Dopo l’accordo sul clima di Parigi e l’intesa sul nucleare iraniano, l’amministrazione Trump si prepara a demolire un altro dei principali lasciti della presidenza Obama: la legge sulla net neutrality. Ovvero il principio in base al quale ogni sito internet ha pari dignità e nessun provider può decidere se rendere più lento o più rapido l’accesso a una determinata pagina, né creare “corsie preferenziali” sulle autostrade della rete, ovvero proporre pacchetti con connessioni più veloci a pagamento. I giganti del web, da Google a Facebook, lanciano un allarme che è anche democratico. I provider, ovvero le aziende che materialmente forniscono la connessione, come ComcastVerizon e AT&T, si fregano invece le mani, pregustando l’impennata dei fatturati che verrebbe garantita da una “deregulation” che non renderebbe più il traffico uguale per tutti.

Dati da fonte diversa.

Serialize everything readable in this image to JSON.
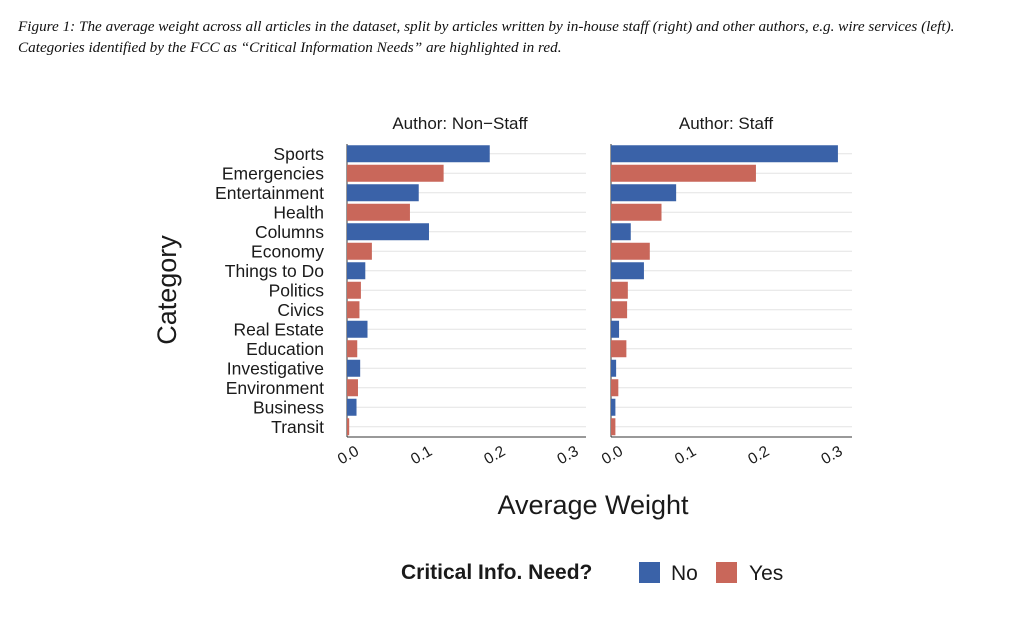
{
  "caption": "Figure 1: The average weight across all articles in the dataset, split by articles written by in-house staff (right) and other authors, e.g. wire services (left). Categories identified by the FCC as “Critical Information Needs” are highlighted in red.",
  "chart_data": {
    "type": "bar",
    "orientation": "horizontal",
    "xlabel": "Average Weight",
    "ylabel": "Category",
    "xlim": [
      0,
      0.3
    ],
    "xticks": [
      "0.0",
      "0.1",
      "0.2",
      "0.3"
    ],
    "grid": true,
    "legend": {
      "title": "Critical Info. Need?",
      "position": "bottom",
      "entries": [
        {
          "label": "No",
          "color": "#3a62a8"
        },
        {
          "label": "Yes",
          "color": "#c9675a"
        }
      ]
    },
    "categories": [
      "Sports",
      "Emergencies",
      "Entertainment",
      "Health",
      "Columns",
      "Economy",
      "Things to Do",
      "Politics",
      "Civics",
      "Real Estate",
      "Education",
      "Investigative",
      "Environment",
      "Business",
      "Transit"
    ],
    "critical_info_need": [
      "No",
      "Yes",
      "No",
      "Yes",
      "No",
      "Yes",
      "No",
      "Yes",
      "Yes",
      "No",
      "Yes",
      "No",
      "Yes",
      "No",
      "Yes"
    ],
    "facets": [
      {
        "title": "Author: Non−Staff",
        "values": [
          0.195,
          0.132,
          0.098,
          0.086,
          0.112,
          0.034,
          0.025,
          0.019,
          0.017,
          0.028,
          0.014,
          0.018,
          0.015,
          0.013,
          0.003
        ]
      },
      {
        "title": "Author: Staff",
        "values": [
          0.31,
          0.198,
          0.089,
          0.069,
          0.027,
          0.053,
          0.045,
          0.023,
          0.022,
          0.011,
          0.021,
          0.007,
          0.01,
          0.006,
          0.006
        ]
      }
    ]
  }
}
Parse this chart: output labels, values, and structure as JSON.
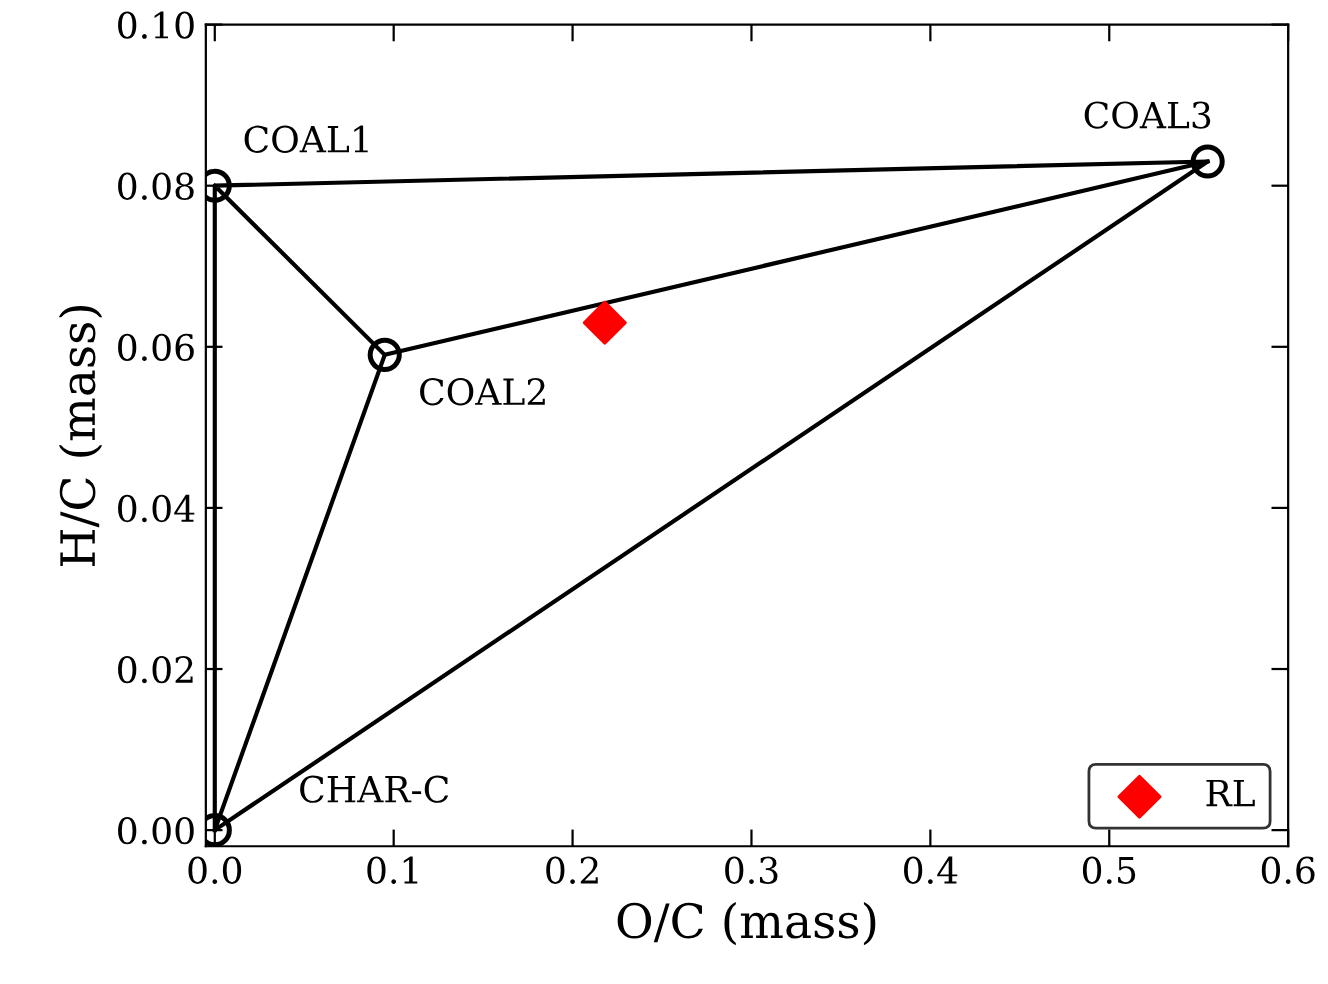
{
  "chart_data": {
    "type": "line",
    "xlabel": "O/C (mass)",
    "ylabel": "H/C (mass)",
    "xlim": [
      -0.005,
      0.6
    ],
    "ylim": [
      -0.002,
      0.1
    ],
    "xticks": [
      {
        "value": 0,
        "label": "0.0"
      },
      {
        "value": 0.1,
        "label": "0.1"
      },
      {
        "value": 0.2,
        "label": "0.2"
      },
      {
        "value": 0.3,
        "label": "0.3"
      },
      {
        "value": 0.4,
        "label": "0.4"
      },
      {
        "value": 0.5,
        "label": "0.5"
      },
      {
        "value": 0.6,
        "label": "0.6"
      }
    ],
    "yticks": [
      {
        "value": 0,
        "label": "0.00"
      },
      {
        "value": 0.02,
        "label": "0.02"
      },
      {
        "value": 0.04,
        "label": "0.04"
      },
      {
        "value": 0.06,
        "label": "0.06"
      },
      {
        "value": 0.08,
        "label": "0.08"
      },
      {
        "value": 0.1,
        "label": "0.10"
      }
    ],
    "grid": false,
    "legend": "bottom right",
    "series": [
      {
        "color": "#000000",
        "x": [
          0,
          0,
          0.555,
          0,
          0.095,
          0
        ],
        "values": [
          0,
          0.08,
          0.083,
          0,
          0.059,
          0.08
        ],
        "marker": "none",
        "line_style": "solid"
      },
      {
        "color": "#000000",
        "x": [
          0.095,
          0.555
        ],
        "values": [
          0.059,
          0.083
        ],
        "marker": "none",
        "line_style": "solid"
      },
      {
        "type": "scatter",
        "color": "#000000",
        "x": [
          0,
          0,
          0.095,
          0.555
        ],
        "values": [
          0,
          0.08,
          0.059,
          0.083
        ],
        "marker": "circle"
      },
      {
        "type": "scatter",
        "name": "RL",
        "color": "#ff0000",
        "x": [
          0.218
        ],
        "values": [
          0.063
        ],
        "marker": "diamond"
      }
    ],
    "annotations": [
      {
        "text": "COAL1",
        "x": 0,
        "y": 0.08
      },
      {
        "text": "COAL2",
        "x": 0.095,
        "y": 0.059
      },
      {
        "text": "COAL3",
        "x": 0.555,
        "y": 0.083
      },
      {
        "text": "CHAR-C",
        "x": 0,
        "y": 0
      }
    ]
  }
}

Confidano fonti ben informate a Politico che Ajit Pai, il nuovo presidente della Federal Communication Commission (Fcc), è pronto a presentare nei prossimi giorni un piano per il “repeal”, ovvero l’abrogazione, della norma voluta da Obama per fissare nero su bianco un principio che esiste da quando esiste internet. Salterebbero così le regole federali che impediscono ai provider di rallentare, bloccare o imporre pagamenti a dei siti in maniera discriminatoria, cioè garantendo nel frattempo ad altri un trattamento differente.

Cosa succede se Trump fa saltare la net neutrality
Una manifestazione per la net neutrality

Perché è una questione di democrazia

Comprendere perché si tratti di una questione di democrazia è semplice. Da una parte, i clienti più ricchi potrebbero godere di una connessione superveloce, mentre chi ha meno soldi da spendere in bollette si ritroverebbe con un pacchetto “free basics” e rivivrebbe l’ebrezza vintage dei vecchi modem a 56k. Dall’altra, ogni provider potrebbe scegliere quali siti privilegiare e quali no, magari sulla base delle pressioni politiche del momento o di altre forme di lobbying. Per esempio, un’azienda multinazionale si ritroverebbe con le risorse necessarie per poter garantire un accesso rapido alla propria pagina, qualora i provider decidessero di monetizzare su questo fronte, mentre una piccola impresa resterebbe al palo.

 Non finisce qui: verrebbero cancellate anche le “regole di condotta generale” che consentono alla Fcc di intervenire sulle politiche dei provider che considerano irragionevoli. Le competenze passerebbero in parte alla Federal Trade Commission, che avrebbe lo scopo di vigilare sul rispetto delle norme sulla concorrenza. I provider sarebbero sottoposti all’obbligo di informare i consumatori sulle loro pratiche su materie come il rallentamento o l’accelerazione della connessione.
 Secondo Politico, il piano verrà votato il 14 dicembre dal board della Fcc, il cui portavoce non ha voluto commentare le indiscrezioni. I pesi massimi del web, da Netflix ad Air B&B, da Reddit a PornHub, si preparano invece a una nuova dimostrazione come quella dello scorso luglio, quando si oscurarono o rallentarono per far toccare con mano all’opinione pubblica uno scenario che, se Pai andrà avanti, diventerà realtà. Almeno per chi non potrà permettersi altrimenti.